On May 20, the Blog Herald commented on the Star Wars Kid Video Blog charity and issues in relation to exploitation, ethics, transparency, irony and morals. In the week since we have received numerous emails, had a number of public comments on this site, have had debates with others on other blogs and, to use the old phrase, opened a can of worms.
This article will not recap the posting on the Blog Herald, as they remain for the world to see. The can of worms relates to acceptable standards in blogging and blog ethics, do we need them, should bloggers and blogs be held to standards, and if we have minimum levels, what should they be.
One of the most interesting comment streams was from the site of One Mans Opinion.
Along with giving a well written and thought out defence of Andy Baio, Dustin (Oneman) makes the follow points:
Nobody at the moment seems to be able to define just what it is bloggers do or, indeed, what characteristics mark a particular website out as a “blog”, as opposed to some other species of online communicating
Blogging may be like journalism, in some ways, but blogging is not journalism.
Blogging is a new phenomenon, regardless of its precedents, and ambiguity of form and function is welcome in new forms of social interaction. Maybe in any form of social interaction.
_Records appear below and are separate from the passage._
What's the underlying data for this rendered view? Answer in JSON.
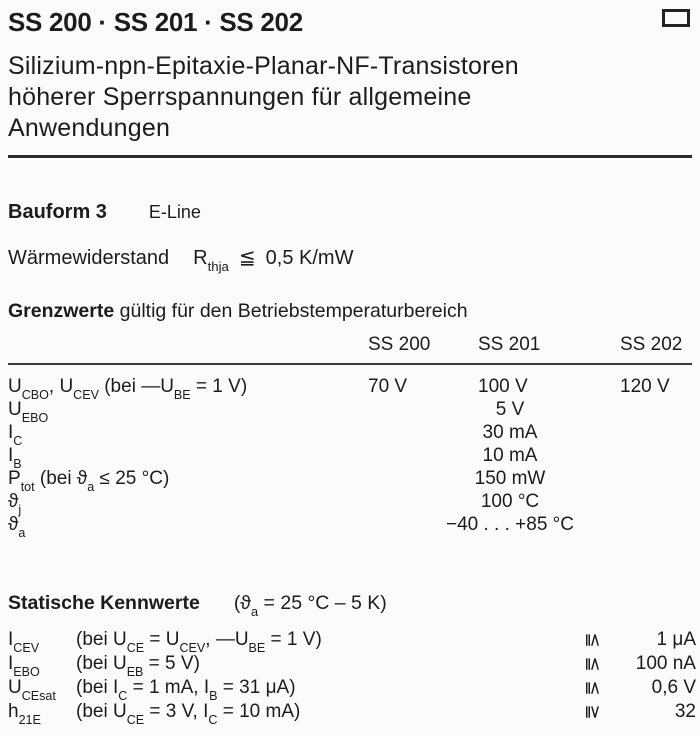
{
  "page": {
    "background": "#fbfbf9",
    "ink": "#1c1c1c"
  },
  "header": {
    "title": "SS 200 · SS 201 · SS 202",
    "corner_icon": "small-rectangle-marker",
    "subtitle_lines": [
      "Silizium-npn-Epitaxie-Planar-NF-Transistoren",
      "höherer Sperrspannungen für allgemeine",
      "Anwendungen"
    ]
  },
  "package": {
    "label": "Bauform 3",
    "value": "E-Line"
  },
  "thermal": {
    "label": "Wärmewiderstand",
    "symbol": [
      [
        "R"
      ],
      [
        "thja",
        "sub"
      ]
    ],
    "relation": "≦",
    "value": "0,5 K/mW"
  },
  "limits": {
    "heading_bold": "Grenzwerte",
    "heading_rest": "gültig für den Betriebstemperaturbereich",
    "columns": [
      "SS 200",
      "SS 201",
      "SS 202"
    ],
    "rows": [
      {
        "label": [
          [
            "U"
          ],
          [
            "CBO",
            "sub"
          ],
          [
            ", U"
          ],
          [
            "CEV",
            "sub"
          ],
          [
            " (bei —U"
          ],
          [
            "BE",
            "sub"
          ],
          [
            " = 1 V)"
          ]
        ],
        "values": {
          "c1": "70 V",
          "c2": "100 V",
          "c3": "120 V"
        }
      },
      {
        "label": [
          [
            "U"
          ],
          [
            "EBO",
            "sub"
          ]
        ],
        "shared": "5 V"
      },
      {
        "label": [
          [
            "I"
          ],
          [
            "C",
            "sub"
          ]
        ],
        "shared": "30 mA"
      },
      {
        "label": [
          [
            "I"
          ],
          [
            "B",
            "sub"
          ]
        ],
        "shared": "10 mA"
      },
      {
        "label": [
          [
            "P"
          ],
          [
            "tot",
            "sub"
          ],
          [
            " (bei ϑ"
          ],
          [
            "a",
            "sub"
          ],
          [
            " ≤ 25 °C)"
          ]
        ],
        "shared": "150 mW"
      },
      {
        "label": [
          [
            "ϑ"
          ],
          [
            "j",
            "sub"
          ]
        ],
        "shared": "100 °C"
      },
      {
        "label": [
          [
            "ϑ"
          ],
          [
            "a",
            "sub"
          ]
        ],
        "shared": "−40 . . . +85 °C"
      }
    ]
  },
  "statics": {
    "heading": "Statische Kennwerte",
    "condition": [
      [
        "(ϑ"
      ],
      [
        "a",
        "sub"
      ],
      [
        " = 25 °C – 5 K)"
      ]
    ],
    "rows": [
      {
        "symbol": [
          [
            "I"
          ],
          [
            "CEV",
            "sub"
          ]
        ],
        "condition": [
          [
            "(bei U"
          ],
          [
            "CE",
            "sub"
          ],
          [
            " = U"
          ],
          [
            "CEV",
            "sub"
          ],
          [
            ", —U"
          ],
          [
            "BE",
            "sub"
          ],
          [
            " = 1 V)"
          ]
        ],
        "relation": "≦",
        "value": "1 μA"
      },
      {
        "symbol": [
          [
            "I"
          ],
          [
            "EBO",
            "sub"
          ]
        ],
        "condition": [
          [
            "(bei U"
          ],
          [
            "EB",
            "sub"
          ],
          [
            " = 5 V)"
          ]
        ],
        "relation": "≦",
        "value": "100 nA"
      },
      {
        "symbol": [
          [
            "U"
          ],
          [
            "CEsat",
            "sub"
          ]
        ],
        "condition": [
          [
            "(bei I"
          ],
          [
            "C",
            "sub"
          ],
          [
            "  = 1 mA, I"
          ],
          [
            "B",
            "sub"
          ],
          [
            " = 31 μA)"
          ]
        ],
        "relation": "≦",
        "value": "0,6 V"
      },
      {
        "symbol": [
          [
            "h"
          ],
          [
            "21E",
            "sub"
          ]
        ],
        "condition": [
          [
            "(bei U"
          ],
          [
            "CE",
            "sub"
          ],
          [
            " = 3 V,  I"
          ],
          [
            "C",
            "sub"
          ],
          [
            " = 10 mA)"
          ]
        ],
        "relation": "≧",
        "value": "32"
      }
    ]
  }
}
But ambiguity makes some (maybe most) people uncomfortable. They try to resolve it by comparing what it is they do with more “fixed” categories, in this case journalism.
Emma, from Notes on the Atrocities goes further in placing blogs in a social context, and their role in society.
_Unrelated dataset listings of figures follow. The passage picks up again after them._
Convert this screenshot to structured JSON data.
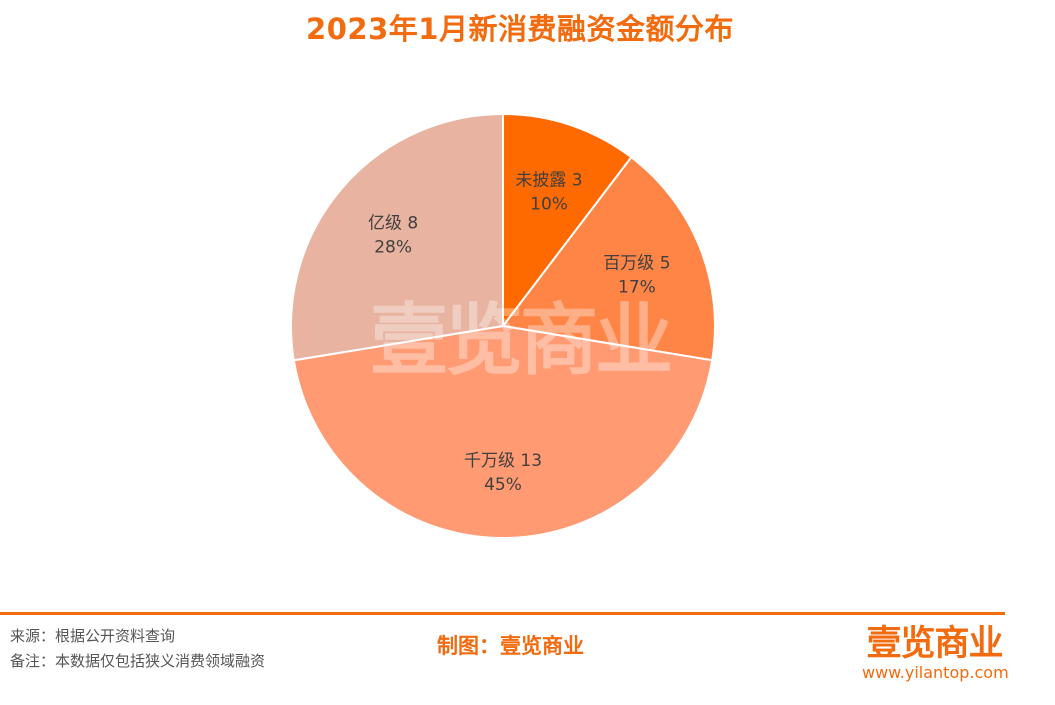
{
  "title": "2023年1月新消费融资金额分布",
  "chart_data": {
    "type": "pie",
    "title": "2023年1月新消费融资金额分布",
    "slices": [
      {
        "label": "未披露",
        "value": 3,
        "percent": "10%",
        "color": "#FF6A00"
      },
      {
        "label": "百万级",
        "value": 5,
        "percent": "17%",
        "color": "#FF8547"
      },
      {
        "label": "千万级",
        "value": 13,
        "percent": "45%",
        "color": "#FF9A72"
      },
      {
        "label": "亿级",
        "value": 8,
        "percent": "28%",
        "color": "#E8B3A0"
      }
    ],
    "start": "12 o'clock",
    "direction": "clockwise"
  },
  "watermark": "壹览商业",
  "footer": {
    "source": "来源：根据公开资料查询",
    "note": "备注：本数据仅包括狭义消费领域融资",
    "credit": "制图：壹览商业",
    "logo_text": "壹览商业",
    "url": "www.yilantop.com"
  }
}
Posts on the Web Master World forum discuss legal issues for the Star Wars Kid to stop the distribution of the video.
The issue of Blog Ethics is not a new one.
MVP99Z discussed the use of other peoples names in other blogs on kuro5hin
John Adams spends an entire entry on the subject at The Master Pen
Many other sites have also considered various aspects of standards and ethics for blogs.
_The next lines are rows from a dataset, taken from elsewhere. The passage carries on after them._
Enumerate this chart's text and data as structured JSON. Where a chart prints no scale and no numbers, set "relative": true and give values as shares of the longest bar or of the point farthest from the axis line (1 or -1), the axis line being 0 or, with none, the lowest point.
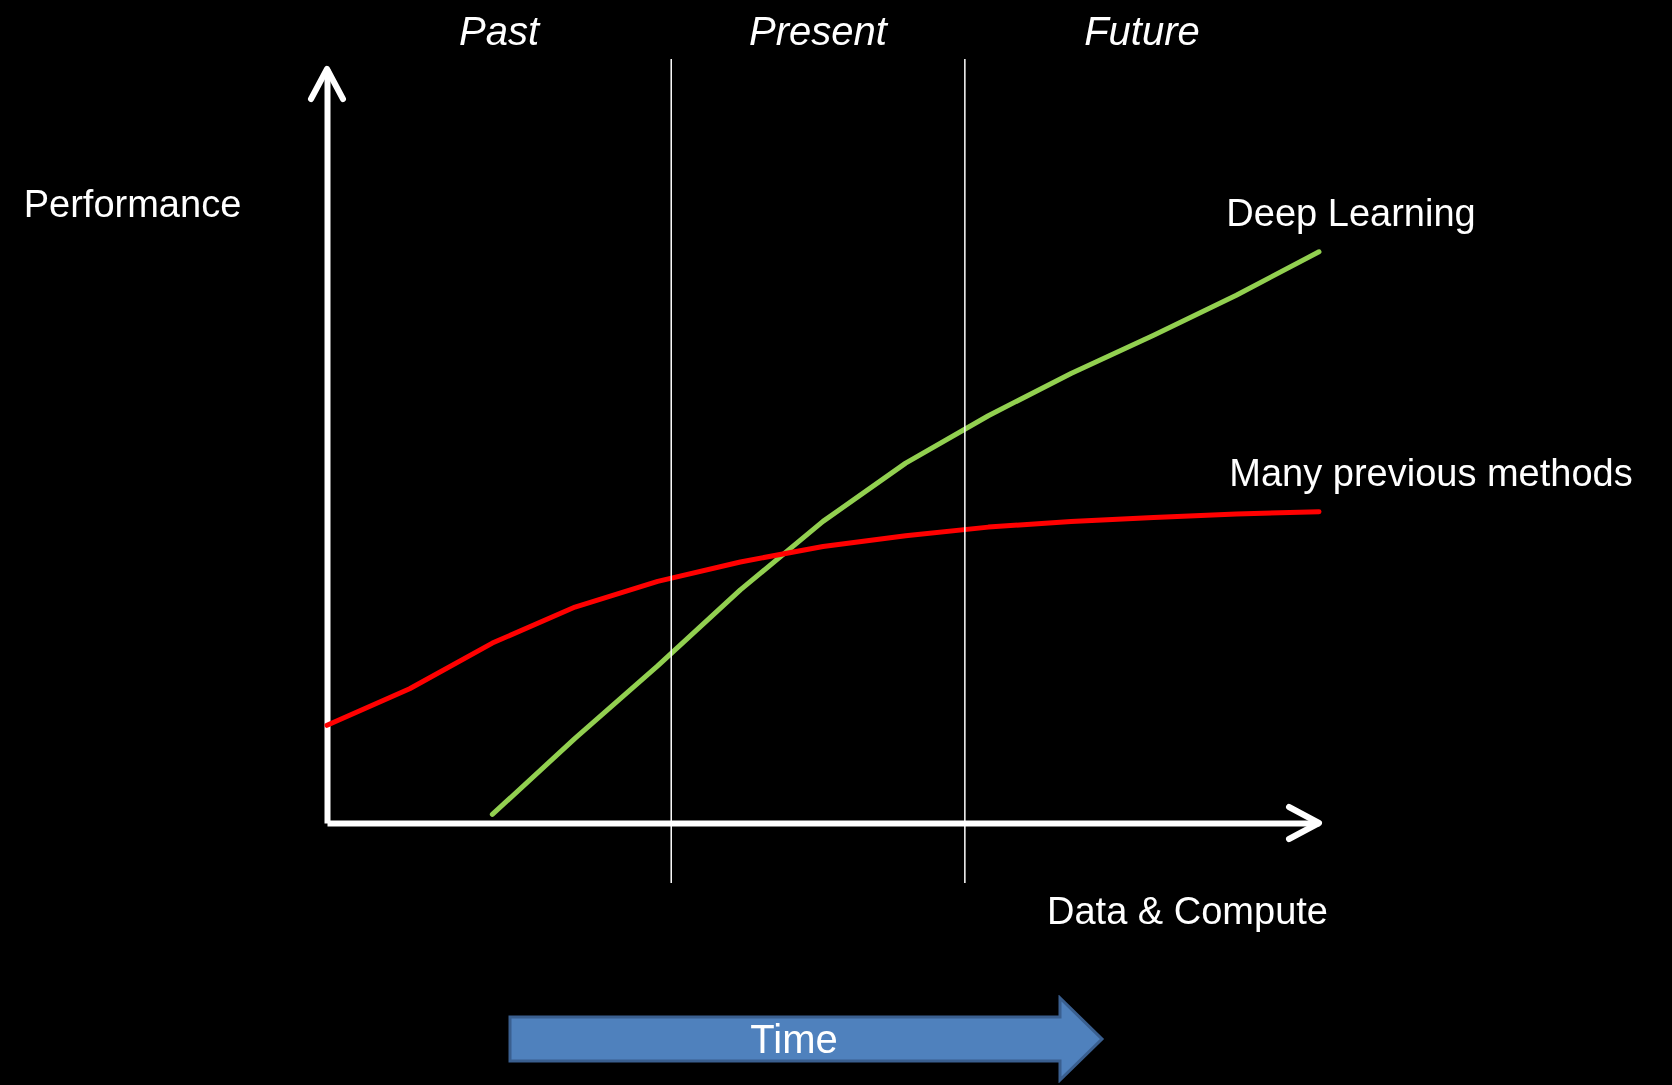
{
  "chart_data": {
    "type": "line",
    "relative": true,
    "xlabel": "Data & Compute",
    "ylabel": "Performance",
    "categories": [
      null,
      null,
      null,
      null,
      null,
      null,
      null,
      null,
      null,
      null,
      null,
      null,
      null
    ],
    "series": [
      {
        "name": "Deep Learning",
        "color": "#92d050",
        "values": [
          null,
          null,
          0.015,
          0.148,
          0.275,
          0.408,
          0.528,
          0.63,
          0.713,
          0.787,
          0.854,
          0.924,
          1.0
        ]
      },
      {
        "name": "Many previous methods",
        "color": "#ff0000",
        "values": [
          0.171,
          0.235,
          0.315,
          0.378,
          0.423,
          0.457,
          0.484,
          0.503,
          0.518,
          0.528,
          0.535,
          0.541,
          0.545
        ]
      }
    ],
    "annotations": [
      "Past",
      "Present",
      "Future",
      "Time"
    ],
    "grid": false,
    "legend": false,
    "marker": "none",
    "line_style": "solid"
  }
}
For once :-) this writer will not preach from the pulpit.
Freedom of choice, expression and opinion are fundamentals in a democratic society, and as such we must defend this right.
Hence, standards should not be imposed on blogs, however ethical practice and standards should be encouraged.
Saying this we welcome all comments for and against. For it is as a collective in which we should attempt to reach consensus.
There is also a Star Wars Kid video poll on the main page of the Blog Herald and link to a stream copy of the video. Although being vocal on the subject of displaying the video, and at the risk of being accused of hypocrisy, we are willing to concede that the Star Wars Video is out there, is highly popular, and people are looking for it, and they have been looking for it here, and in all honesty we are tired of replying to emails from people looking for the link. View it if you may, but please take time to think about the humiliation and hurt it is causing him, and should you be inclined give some feedback to the Blog Herald.